I shook my head. “Finn . . .”

“You want to start, Miss Hit-and-Run?”

He shook his head, getting serious all of a sudden. And looking older than he was.

“I know. It’s going to stop. I’m stopping it.”

“How?”

“However I can,” he said.

Then he nodded, like he was resolved. Resolved and exhausted—done with his own nonsense, done with how he was feeling.

He looked down at his fingers, shaking his head. “Maybe it was sleeping here last night, but I keep thinking about the night before they got married. That wedding we crashed together. Do you remember?”

“Your first arrest?”

“Very funny.” He looked up and sighed. “Do you know what I was thinking the whole time? Maybe they won’t be able to get me out of here in time for the wedding. That I would miss Margaret and Bobby getting married.”

“And that made you happy?”

“It made me sad, actually. What do you think that means?”

“That you love your brother.”

He smiled. “。 . . And don’t say that you love your brother.”
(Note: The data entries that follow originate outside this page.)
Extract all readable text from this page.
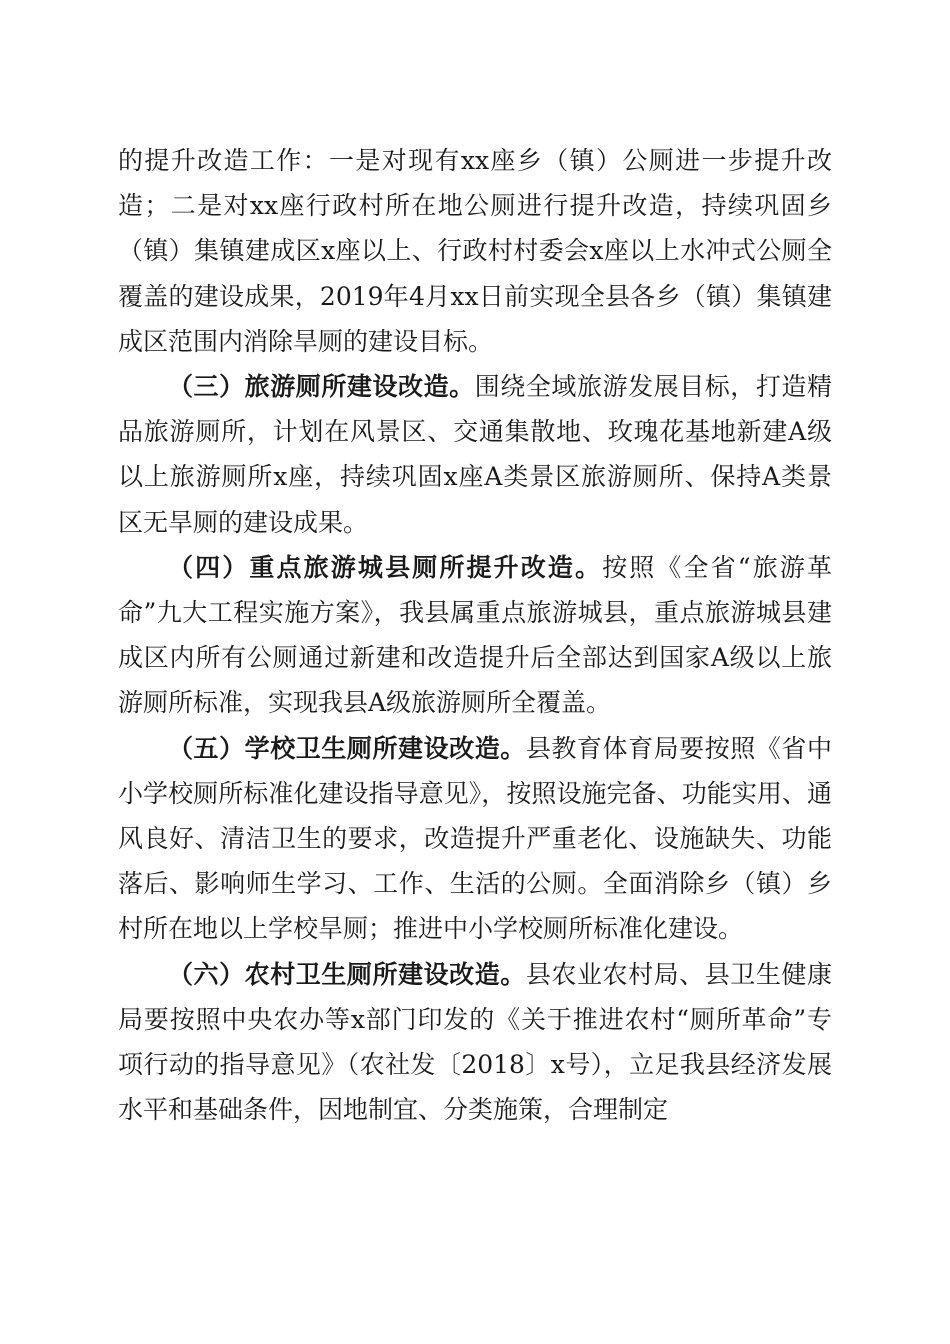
的提升改造工作：一是对现有xx座乡（镇）公厕进一步提升改造；二是对xx座行政村所在地公厕进行提升改造，持续巩固乡（镇）集镇建成区x座以上、行政村村委会x座以上水冲式公厕全覆盖的建设成果，2019年4月xx日前实现全县各乡（镇）集镇建成区范围内消除旱厕的建设目标。

（三）旅游厕所建设改造。围绕全域旅游发展目标，打造精品旅游厕所，计划在风景区、交通集散地、玫瑰花基地新建A级以上旅游厕所x座，持续巩固x座A类景区旅游厕所、保持A类景区无旱厕的建设成果。

（四）重点旅游城县厕所提升改造。按照《全省“旅游革命”九大工程实施方案》，我县属重点旅游城县，重点旅游城县建成区内所有公厕通过新建和改造提升后全部达到国家A级以上旅游厕所标准，实现我县A级旅游厕所全覆盖。

（五）学校卫生厕所建设改造。县教育体育局要按照《省中小学校厕所标准化建设指导意见》，按照设施完备、功能实用、通风良好、清洁卫生的要求，改造提升严重老化、设施缺失、功能落后、影响师生学习、工作、生活的公厕。全面消除乡（镇）乡村所在地以上学校旱厕；推进中小学校厕所标准化建设。

（六）农村卫生厕所建设改造。县农业农村局、县卫生健康局要按照中央农办等x部门印发的《关于推进农村“厕所革命”专项行动的指导意见》（农社发〔2018〕x号），立足我县经济发展水平和基础条件，因地制宜、分类施策，合理制定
I paused, trying to think of what to tell him, sitting in this depressing jail cell. Finn needed to figure out how to be somewhere else, both of us needed to be somewhere other than where we’d been.

“I was out of line,” he said. “What I said about Ben. Sometimes it takes people a minute to figure it out.”
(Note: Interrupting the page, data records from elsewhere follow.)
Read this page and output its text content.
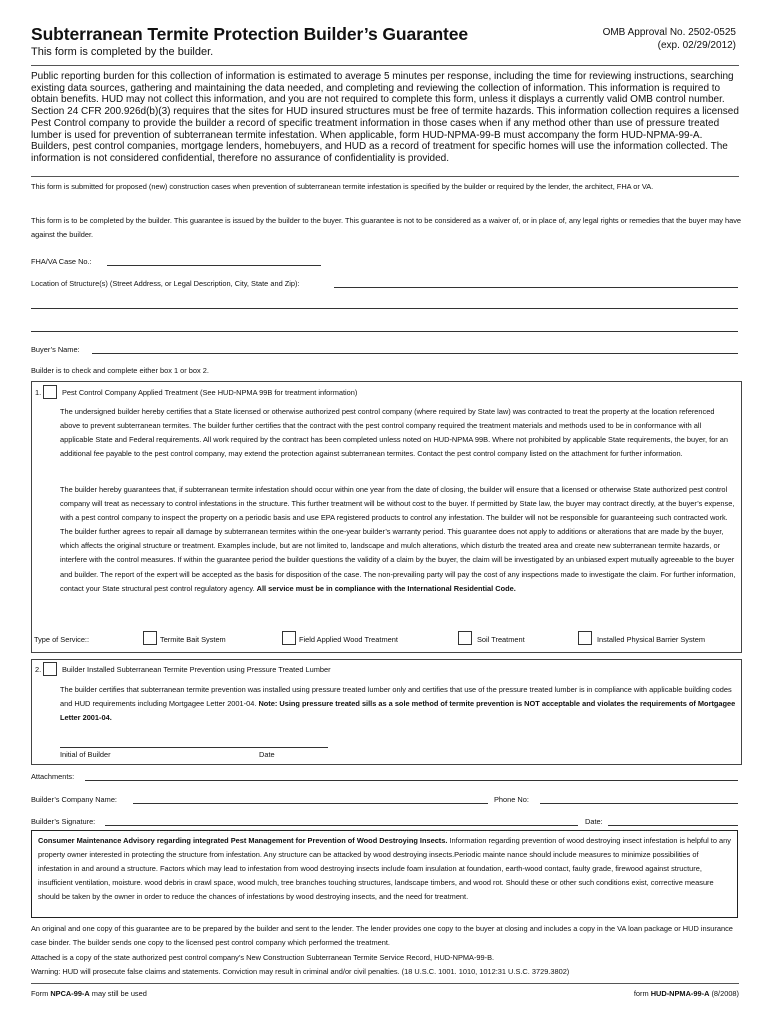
Subterranean Termite Protection Builder’s Guarantee
This form is completed by the builder.
OMB Approval No. 2502-0525
(exp. 02/29/2012)
Public reporting burden for this collection of information is estimated to average 5 minutes per response, including the time for reviewing instructions, searching existing data sources, gathering and maintaining the data needed, and completing and reviewing the collection of information. This information is required to obtain benefits. HUD may not collect this information, and you are not required to complete this form, unless it displays a currently valid OMB control number. Section 24 CFR 200.926d(b)(3) requires that the sites for HUD insured structures must be free of termite hazards. This information collection requires a licensed Pest Control company to provide the builder a record of specific treatment information in those cases when if any method other than use of pressure treated lumber is used for prevention of subterranean termite infestation. When applicable, form HUD-NPMA-99-B must accompany the form HUD-NPMA-99-A. Builders, pest control companies, mortgage lenders, homebuyers, and HUD as a record of treatment for specific homes will use the information collected. The information is not considered confidential, therefore no assurance of confidentiality is provided.
This form is submitted for proposed (new) construction cases when prevention of subterranean termite infestation is specified by the builder or required by the lender, the architect, FHA or VA.
This form is to be completed by the builder. This guarantee is issued by the builder to the buyer. This guarantee is not to be considered as a waiver of, or in place of, any legal rights or remedies that the buyer may have against the builder.
FHA/VA Case No.:
Location of Structure(s) (Street Address, or Legal Description, City, State and Zip):
Buyer’s Name:
Builder is to check and complete either box 1 or box 2.
1.	Pest Control Company Applied Treatment (See HUD-NPMA 99B for treatment information)
The undersigned builder hereby certifies that a State licensed or otherwise authorized pest control company (where required by State law) was contracted to treat the property at the location referenced above to prevent subterranean termites. The builder further certifies that the contract with the pest control company required the treatment materials and methods used to be in conformance with all applicable State and Federal requirements. All work required by the contract has been completed unless noted on HUD-NPMA 99B. Where not prohibited by applicable State requirements, the buyer, for an additional fee payable to the pest control company, may extend the protection against subterranean termites. Contact the pest control company listed on the attachment for further information.
The builder hereby guarantees that, if subterranean termite infestation should occur within one year from the date of closing, the builder will ensure that a licensed or otherwise State authorized pest control company will treat as necessary to control infestations in the structure. This further treatment will be without cost to the buyer. If permitted by State law, the buyer may contract directly, at the buyer’s expense, with a pest control company to inspect the property on a periodic basis and use EPA registered products to control any infestation. The builder will not be responsible for guaranteeing such contracted work. The builder further agrees to repair all damage by subterranean termites within the one-year builder’s warranty period. This guarantee does not apply to additions or alterations that are made by the buyer, which affects the original structure or treatment. Examples include, but are not limited to, landscape and mulch alterations, which disturb the treated area and create new subterranean termite hazards, or interfere with the control measures. If within the guarantee period the builder questions the validity of a claim by the buyer, the claim will be investigated by an unbiased expert mutually agreeable to the buyer and builder. The report of the expert will be accepted as the basis for disposition of the case. The non-prevailing party will pay the cost of any inspections made to investigate the claim. For further information, contact your State structural pest control regulatory agency. All service must be in compliance with the International Residential Code.
Type of Service::	Termite Bait System	Field Applied Wood Treatment	Soil Treatment	Installed Physical Barrier System
2.	Builder Installed Subterranean Termite Prevention using Pressure Treated Lumber
The builder certifies that subterranean termite prevention was installed using pressure treated lumber only and certifies that use of the pressure treated lumber is in compliance with applicable building codes and HUD requirements including Mortgagee Letter 2001-04. Note: Using pressure treated sills as a sole method of termite prevention is NOT acceptable and violates the requirements of Mortgagee Letter 2001-04.
Initial of Builder	Date
Attachments:
Builder’s Company Name:	Phone No:
Builder’s Signature:	Date:
Consumer Maintenance Advisory regarding integrated Pest Management for Prevention of Wood Destroying Insects. Information regarding prevention of wood destroying insect infestation is helpful to any property owner interested in protecting the structure from infestation. Any structure can be attacked by wood destroying insects.Periodic mainte nance should include measures to minimize possibilities of infestation in and around a structure. Factors which may lead to infestation from wood destroying insects include foam insulation at foundation, earth-wood contact, faulty grade, firewood against structure, insufficient ventilation, moisture. wood debris in crawl space, wood mulch, tree branches touching structures, landscape timbers, and wood rot. Should these or other such conditions exist, corrective measure should be taken by the owner in order to reduce the chances of infestations by wood destroying insects, and the need for treatment.
An original and one copy of this guarantee are to be prepared by the builder and sent to the lender. The lender provides one copy to the buyer at closing and includes a copy in the VA loan package or HUD insurance case binder. The builder sends one copy to the licensed pest control company which performed the treatment.
Attached is a copy of the state authorized pest control company’s New Construction Subterranean Termite Service Record, HUD-NPMA-99-B.
Warning: HUD will prosecute false claims and statements. Conviction may result in criminal and/or civil penalties. (18 U.S.C. 1001. 1010, 1012:31 U.S.C. 3729.3802)
Form NPCA-99-A may still be used	form HUD-NPMA-99-A (8/2008)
I smiled, grateful and relieved to hear him say that.

“But, the thing is, you just used to be so fearless when we were growing up. Fearless and fucking happy. I don’t know. I want you to be happy like that.”

I smiled. “I was happy, wasn’t I? What happened?”

“Adulthood. Ambition. Compromise.”

I laughed. “All things you have managed to avoid.”

He shrugged as a smile crept up. “I hear there is a famous movie star in town. Someone by the name of Michelle Carter?”

“How did you hear that?”

“I’ve been in jail, not . . . in jail.”

I smiled.

“Ethan’s been giving me hourly reports. Michelle spotted at the ice cream shop. Michelle spotted at The Tasting Room. Michelle spotted on Main Street and Fifth Street and at the Sebastopol Inn.” He paused. “What is she doing here?”

“We invited her to the harvest party.”

“Why?”

“I’m making an effort with Ben. And that means making one with Michelle.”

“Can I be the one to make an effort with Michelle?”

“Come on, she’s not that pretty.”

“Yes. She’s that pretty. She’s prettier.” He paused. “Since she’s coming, maybe you can set me up with her,” he said. “With Michelle. That would fix everything in terms of Margaret.”

“You think?”

“No,” he said, but he smiled while he said it.

Then he paused, looked at me seriously.

“I need you to tell me I’m not completely fucked,” he said.

“You’re not even close.”

Finn stood up, motioning around the jail cell. “Let’s be honest. I’m close.”

The Wine Cave

We got back to the house and Finn went inside to take a shower. I went down toward the vineyard and found my parents in the wine cave, walking along the aged barrels. They were working through the wines that they were going to serve that night, choosing from among the wines that had just finished fermenting. They were standing there together, working side by side, like they had been standing there eighteen months ago when those wines had begun the work they were getting ready to finish. My mother never gave herself credit for everything she did for the wine. It was the reason that she didn’t seem to see it now—how much she loved it.